On March 22nd, Prof. WANG Qingqing, and Prof. LAI Lihua from the Institute of Immunology cooperated with Prof. DING Kefeng from the Second Affiliated Hospital, Zhejiang University School of Medicine published an article entitled Lactylation-driven METTL3-mediated RNA m6A modification promotes immunosuppression of tumor-infiltrating myeloid cells in the journal Molecular Cell. This study discovered that lactate in tumor microenvironment is a key factor for inducing the expression and function of RNA methyltransferase methyltransferase-like 3 (METTL3). METTL3-mediated m6A modification potently enhances the immunosuppressive functions of TIMs to promote tumor immune escape.

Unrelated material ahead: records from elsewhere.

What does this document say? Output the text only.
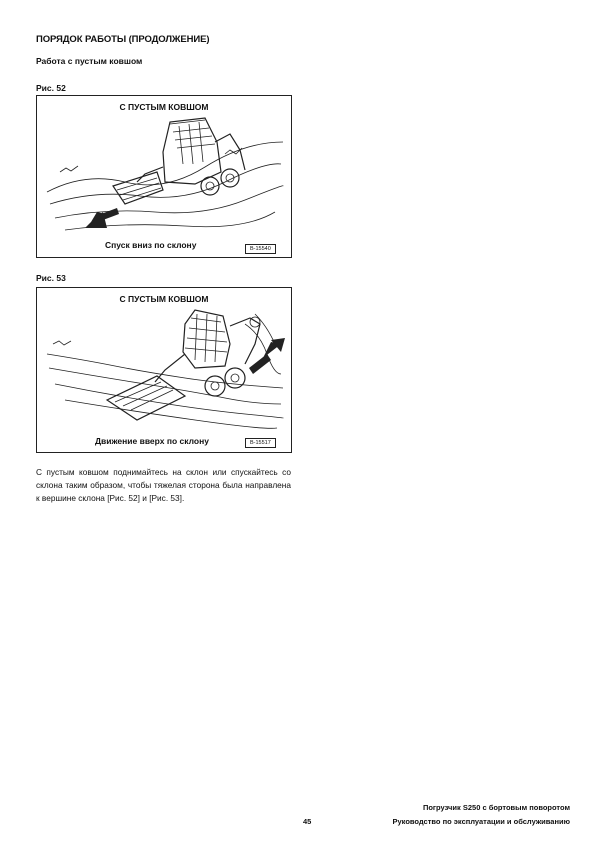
ПОРЯДОК РАБОТЫ (ПРОДОЛЖЕНИЕ)
Работа с пустым ковшом
Рис. 52
С ПУСТЫМ КОВШОМ
Спуск вниз по склону	B-15540
Рис. 53
С ПУСТЫМ КОВШОМ
Движение вверх по склону	B-15517
С пустым ковшом поднимайтесь на склон или спускайтесь со склона таким образом, чтобы тяжелая сторона была направлена к вершине склона [Рис. 52] и [Рис. 53].
Погрузчик S250 с бортовым поворотом
45	Руководство по эксплуатации и обслуживанию
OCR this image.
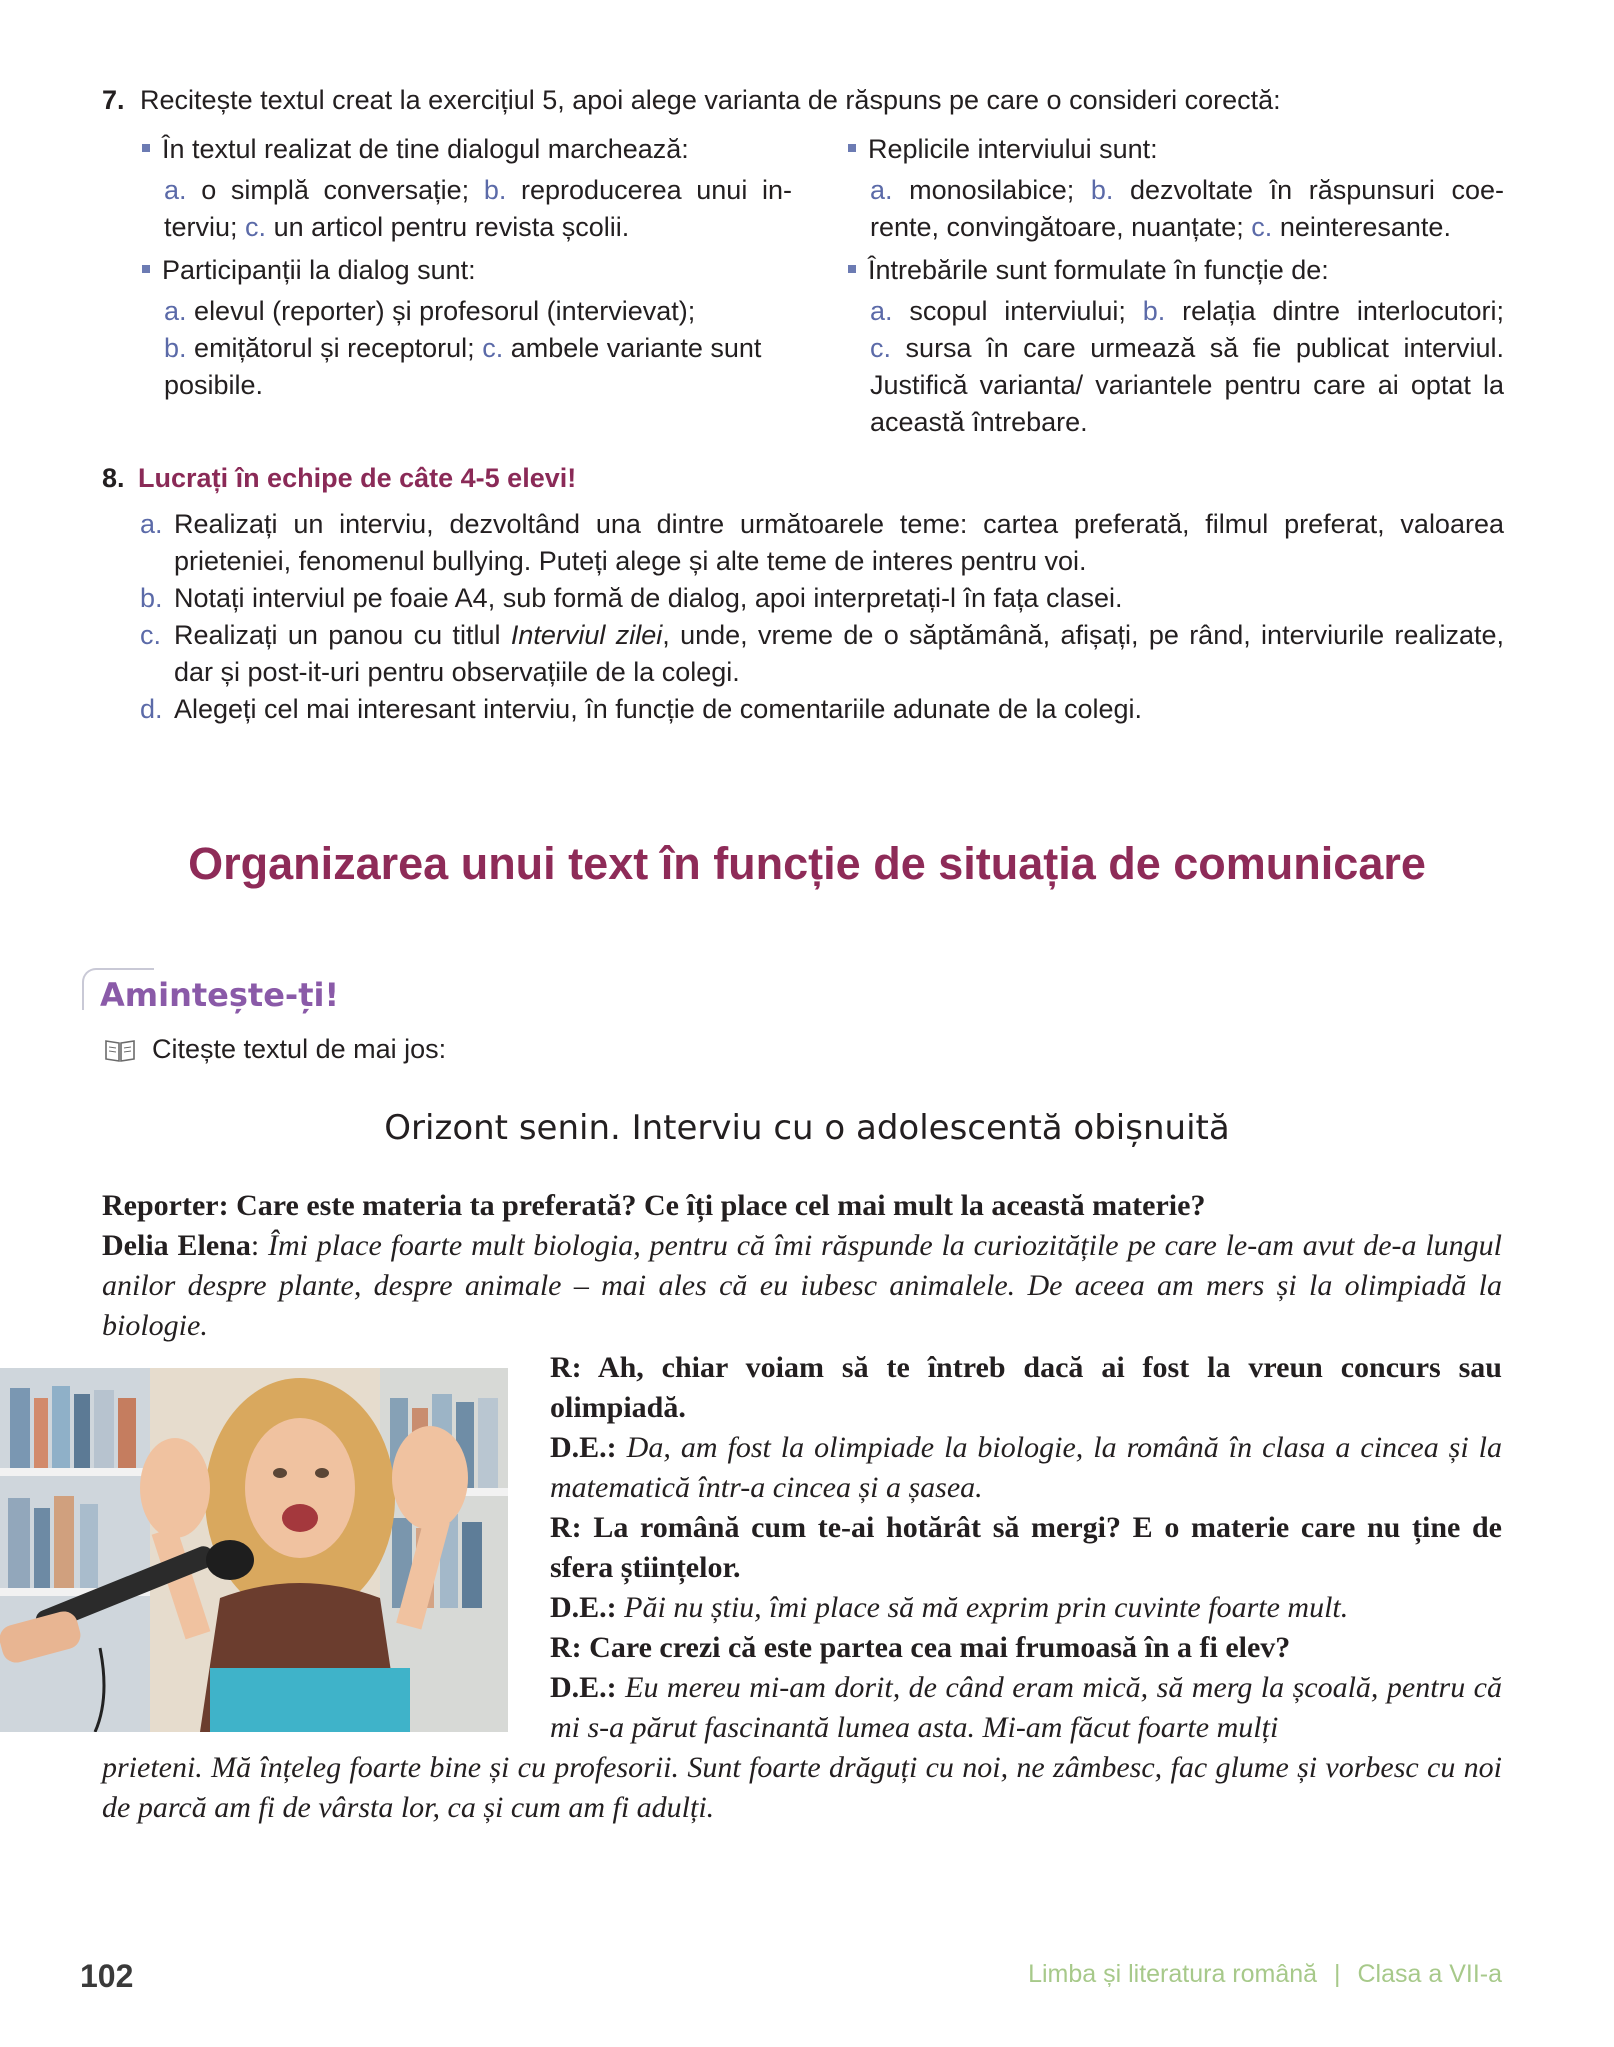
7. Recitește textul creat la exercițiul 5, apoi alege varianta de răspuns pe care o consideri corectă:

În textul realizat de tine dialogul marchează:

a. o simplă conversație; b. reproducerea unui in-

terviu; c. un articol pentru revista școlii.

Participanții la dialog sunt:

a. elevul (reporter) și profesorul (intervievat);

b. emițătorul și receptorul; c. ambele variante sunt

posibile.

Replicile interviului sunt:

a. monosilabice; b. dezvoltate în răspunsuri coe-

rente, convingătoare, nuanțate; c. neinteresante.

Întrebările sunt formulate în funcție de:

a. scopul interviului; b. relația dintre interlocutori;

c. sursa în care urmează să fie publicat interviul.

Justifică varianta/ variantele pentru care ai optat la această întrebare.

8. Lucrați în echipe de câte 4-5 elevi!
a. Realizați un interviu, dezvoltând una dintre următoarele teme: cartea preferată, filmul preferat, valoarea prieteniei, fenomenul bullying. Puteți alege și alte teme de interes pentru voi.
b. Notați interviul pe foaie A4, sub formă de dialog, apoi interpretați-l în fața clasei.
c. Realizați un panou cu titlul Interviul zilei, unde, vreme de o săptămână, afișați, pe rând, interviurile realizate, dar și post-it-uri pentru observațiile de la colegi.
d. Alegeți cel mai interesant interviu, în funcție de comentariile adunate de la colegi.
Organizarea unui text în funcție de situația de comunicare
Amintește-ți!
Citește textul de mai jos:
Orizont senin. Interviu cu o adolescentă obișnuită
Reporter: Care este materia ta preferată? Ce îți place cel mai mult la această materie?
Delia Elena: Îmi place foarte mult biologia, pentru că îmi răspunde la curiozitățile pe care le-am avut de-a lungul anilor despre plante, despre animale – mai ales că eu iubesc animalele. De aceea am mers și la olimpiadă la biologie.
R: Ah, chiar voiam să te întreb dacă ai fost la vreun concurs sau olimpiadă.
D.E.: Da, am fost la olimpiade la biologie, la română în clasa a cincea și la matematică într-a cincea și a șasea.
R: La română cum te-ai hotărât să mergi? E o materie care nu ține de sfera științelor.
D.E.: Păi nu știu, îmi place să mă exprim prin cuvinte foarte mult.
R: Care crezi că este partea cea mai frumoasă în a fi elev?
D.E.: Eu mereu mi-am dorit, de când eram mică, să merg la școală, pentru că mi s-a părut fascinantă lumea asta. Mi-am făcut foarte mulți
prieteni. Mă înțeleg foarte bine și cu profesorii. Sunt foarte drăguți cu noi, ne zâmbesc, fac glume și vorbesc cu noi de parcă am fi de vârsta lor, ca și cum am fi adulți.
102	Limba și literatura română | Clasa a VII-a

In this study, it is found that increased expression of METTL3 in TIMs was correlated with the poor prognosis of colon cancer patients and myeloid deficiency of METTL3 attenuated tumor growth in mice. METTL3-mediated m6A modification on Jak1 mRNA in TIMs, m6A-YTHDF1 axis enhanced JAK1 protein translation efficiency and subsequent phosphorylation of STAT3. Lactate accumulated in tumor microenvironment potently induced METTL3 upregulation in TIMs via H3K18 lactylation. Interestingly, the research team identified two lactylation modification sites in the zinc finger domain of METTL3, which was essential for METTL3 to capture target RNA.
Overall, the results emphasize the lactylation-METTL3-JAK1-STAT3 regulatory axis potently induces the immunosuppressive functions of TIMs. The findings in the present study led us to expect that METTL3 inhibitor might have the potential as a novel immunotherapeutic strategy for the intervention of colorectal cancer.